When he first became the consort to the Queen, Prince Philip struggled with life as a working royal and finding purpose in his royal duties.
In his new book, Long Live the Queen! 13 Rules for Living from Britain's Longest Reigning Monarch, royal author Bryan Kozlowski explains that Philip was so unhappy during the first year of Elizabeth's reign that he became physically ill and was bedridden for three weeks.
"He came down with a severe case of jaundice—a condition often linked with stress and depression—and spent three agonizing weeks in a dark room trying to recover," Kozlowski writes.
Being a member of the royal family requires a lot of work—and a lot of personal sacrifice. Pretty much everyone who marries into the royal family and the life of a working royal learns this lesson the hard way and fast. This doesn't just go for modern Windsors-by-marriage like Meghan Markle and Princess Diana. Queen Elizabeth's husband, Prince Philip, also reportedly struggled to adjust to life as a working royal.

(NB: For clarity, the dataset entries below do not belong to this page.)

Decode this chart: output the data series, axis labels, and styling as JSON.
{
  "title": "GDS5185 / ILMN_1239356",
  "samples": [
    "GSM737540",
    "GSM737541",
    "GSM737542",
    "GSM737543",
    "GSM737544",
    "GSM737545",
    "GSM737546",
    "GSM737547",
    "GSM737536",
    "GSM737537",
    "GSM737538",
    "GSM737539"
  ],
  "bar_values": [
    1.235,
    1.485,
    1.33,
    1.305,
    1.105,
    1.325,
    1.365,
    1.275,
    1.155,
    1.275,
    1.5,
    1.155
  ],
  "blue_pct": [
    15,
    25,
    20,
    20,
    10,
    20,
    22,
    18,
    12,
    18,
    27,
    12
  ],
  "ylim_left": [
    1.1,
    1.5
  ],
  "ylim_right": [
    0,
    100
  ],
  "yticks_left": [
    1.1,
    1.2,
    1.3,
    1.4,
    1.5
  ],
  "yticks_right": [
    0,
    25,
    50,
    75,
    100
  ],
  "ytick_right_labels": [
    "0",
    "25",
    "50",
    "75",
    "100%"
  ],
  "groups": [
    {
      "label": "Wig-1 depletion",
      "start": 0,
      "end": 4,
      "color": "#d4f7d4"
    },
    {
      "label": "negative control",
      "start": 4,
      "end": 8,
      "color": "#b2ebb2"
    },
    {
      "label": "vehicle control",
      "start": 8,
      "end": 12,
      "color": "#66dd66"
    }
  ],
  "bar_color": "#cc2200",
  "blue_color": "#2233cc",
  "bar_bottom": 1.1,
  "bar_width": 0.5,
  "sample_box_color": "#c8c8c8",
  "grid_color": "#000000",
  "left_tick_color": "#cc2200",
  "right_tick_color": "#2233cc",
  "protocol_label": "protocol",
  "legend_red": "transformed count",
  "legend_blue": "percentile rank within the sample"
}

Philip's less-than-enthusiastic attitude about giving up his life in the Royal Navy for the job of Consort to the Queen was well-documented in the early seasons of Netflix's royal drama The Crown, of course, but according to royal author Bryan Kozlowski, adjusting to his royal duties actually made Philip physically ill.

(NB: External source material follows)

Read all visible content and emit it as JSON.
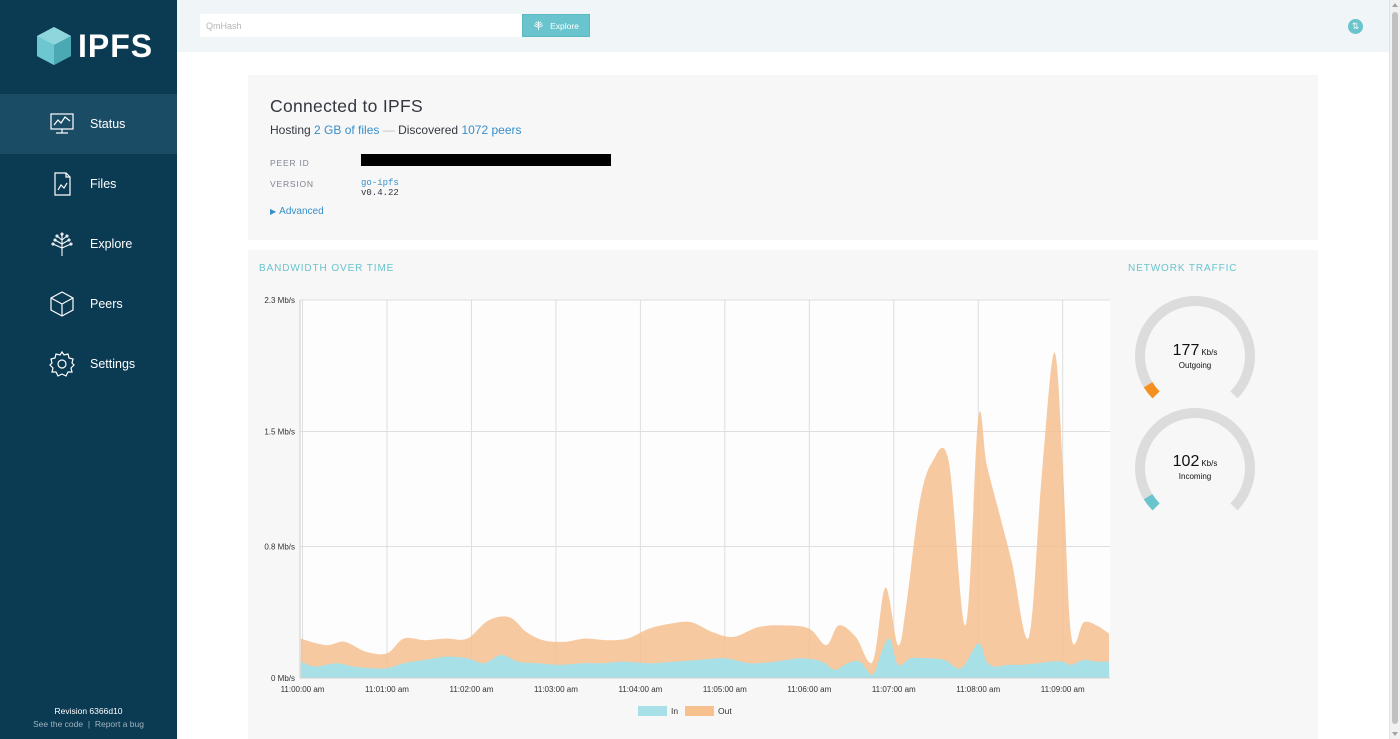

In his new book Long Live the Queen! 13 Rules for Living from Britain's Longest Reigning Monarch, Kozlowski describes Philip's early struggles after Elizabeth took the throne, writing:
"Beginning royal life with energetic purpose, enjoying a fulfilling and quickly advancing career in the Royal Navy, the King's untimely death drastically rerouted those plans. Putting his naval life on permanent hold, he became the Queen's consort, a vacuously vague position Philip once described as making him feel more like 'a bloody amoeba' than a man. Without a definable role (or one he regarded as terribly important), Philip became decidedly mopey, quick-tempered and eventually seriously unwell. In his first year as consort, he came down with a severe case of jaundice—a condition often linked with stress and depression—and spent three agonizing weeks in a dark room trying to recover."
Oof. Thankfully, Philip did eventually seem to find his groove in his new role as a full-time working royal, carrying out royal duties until he retired from public duties in August 2017 at the ripe old age of 96.